Тимофей Шапкин отмолчался, это подзадорило Жука. Он швырнул документы пожилой женщине, служившей раньше школьной учительницей: «Хрен с ними. Запиши». Она записала их фамилии в потрепанную амбарную книгу и фамилии свидетелей, угрюмо сопевших сзади. Жук лихо шлепнул печати, расписался. Подавая свидетельство на тонкой серой бумажке, буркнул:
– Поздравляю! – И тут же хохотнул, сказал громко: – Можете ее… на законном основании.
Выждал, оглядывая всех вопрошающе: где же угощение ваше? Он с утра самого ждал этой минуты и предвкушал первые полстакана. Но Евдокия, растерявшись от неуюта, затрапезности самого председателя, забыла выставить бутылку с закуской, как наставляли ее люди знающие.
Шапкин набычился, шагнул вперед.
– Ты бы хоть девок постеснялся…
– Это где ж тут девки? Дашка, что ль? Которая со взводом солдат переспала?
Дарья метнулась в дверь. За ней пошли остальные. Двоюродный брат Ваня, младший сын Семена Петровича, дернул Тимофея за пиджак:
– Не вяжись, Тимоха. Пойдем, пойдем…
Тимофей сдержался, кинул фуражку на голову, кивком попрощался с женщиной, оформлявшей документы.
Евдокия стояла на крыльце, прикусив губу, она чуть не плакала от злости.
Когда впервые шла под венец, не было радости, потому что сорокалетний Георгий Малявин казался очень старым, чужим. Зато тогда была торжественность, благолепие и страх оттого, что сам Господь Бог в лице изможденного сутуловатого священника ждет ответа, поэтому едва смогла выдохнуть: «Да, согласна». Не девчонка теперь, тридцать лет, и хотела поскромнее, попроще, но чтоб так вот поздравлял пьяница Жук, лодырь из лодырей, как все зубаревские, она не могла представить и в дурном сне.
– Уж лучше без печатей ихних гадючьих!
– Дали холуям власть, насосутся ноне всласть, – продекламировал Ваня Шапкин.
Все рассмеялись. Кто-то громко повторил прибаутку, и это, конечно же, слышал председатель Жук.

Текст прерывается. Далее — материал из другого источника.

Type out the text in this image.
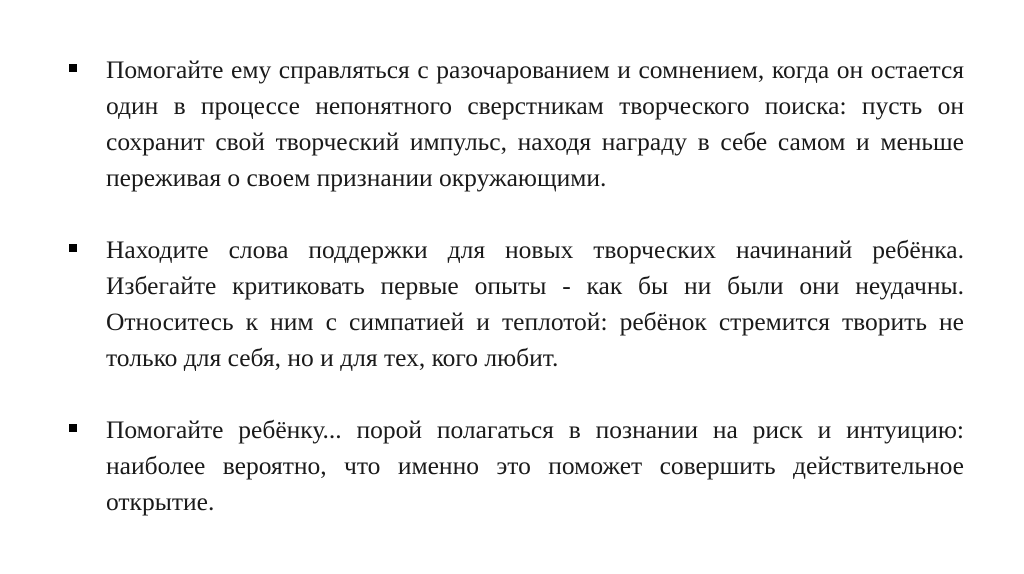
Помогайте ему справляться с разочарованием и сомнением, когда он остается один в процессе непонятного сверстникам творческого поиска: пусть он сохранит свой творческий импульс, находя награду в себе самом и меньше переживая о своем признании окружающими.

Находите слова поддержки для новых творческих начинаний ребёнка. Избегайте критиковать первые опыты - как бы ни были они неудачны. Относитесь к ним с симпатией и теплотой: ребёнок стремится творить не только для себя, но и для тех, кого любит.

Помогайте ребёнку... порой полагаться в познании на риск и интуицию: наиболее вероятно, что именно это поможет совершить действительное открытие.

Через несколько лет он припомнит и эти слова, и что не уважили, не поднесли, к празднику не пригласили, как это делали другие. Не позвали его – Володьку Зубарева, первейшего ныне человека в Авдоне!
Шапкин вспомнил, что собирался переписать Аню на свою фамилию. Вытащил из кармана метрику, но Евдокия потянула с крыльца: «Нет, не сейчас. Погоди. А то дело до драки дойдет».
Так и осталась Анна Малявиной. Позже, в середине тридцатых годов, ей очень захочется сменить фамилию. А в сороковом она сменит, но ненадолго. И потом, уже независимо от желания и хотения, будет носить ее до самой смерти…
Молодожены недолго грустили. Уже пахло на всю округу свежим хлебом, жареным мясом. Уже сливали в четверти отстоявшуюся медовуху, благо, что мед свой, не заемный. Из погреба таскали ведрами соленья. Разливали по бутылкам сизоватый самогон крепости отменной. Тут же, протерев бутылки фартуком, выставляли их на стол из свежеоструганных липовых досок. Стол и скамейки сколотил Тимофей Шапкин. И даже навес небольшой соорудил на случай дождя. Но не будет дождя. Небо июньское чистое, высокущее. И всего вдоволь, с запасом, и кажется, никогда не переведется изобилие на этом ограбленном, но еще крепком и обстоятельном хуторе…
Глава 7
Алый мак
Тимофею Изотиковичу в тот год исполнялось восемьдесят, но по делам своим он был еще молодцом и ни разу не отказался от ремонта механизмов в санатории, на станции или в лесхозе, где его знали как мастера полста лет. Приглашали в последние годы нечасто, потому что у штатных работников это задевало самолюбие.
Каждый раз, пока он одевался, укладывал инструмент, Евдокия Матвеевна успевала собрать тормозок немудреный, пусть ехал ненадолго, ритуал этот соблюдался неукоснительно. Меньше всего ему платили в санатории, где он проработал не один десяток лет, но каждый раз кормили хорошим обедом в специально отведенном кабинете для главного врача санатория и заезжих чиновников. Встречал его в такие авральные дни заместитель, не гнушался, находил время поговорить, справиться о здоровье Евдокии Матвеевны, сразу располагал уважительным отношением, что с годами все больше и больше ценил в людях Тимофей Шапкин. Его вели в кумысолечебницу или терапевтический блок, заглядывали в глаза и, не скрывая тревоги, спрашивали:
– Как, Тимофей Изотикович, до среды справитесь? А то, понимаете ж!..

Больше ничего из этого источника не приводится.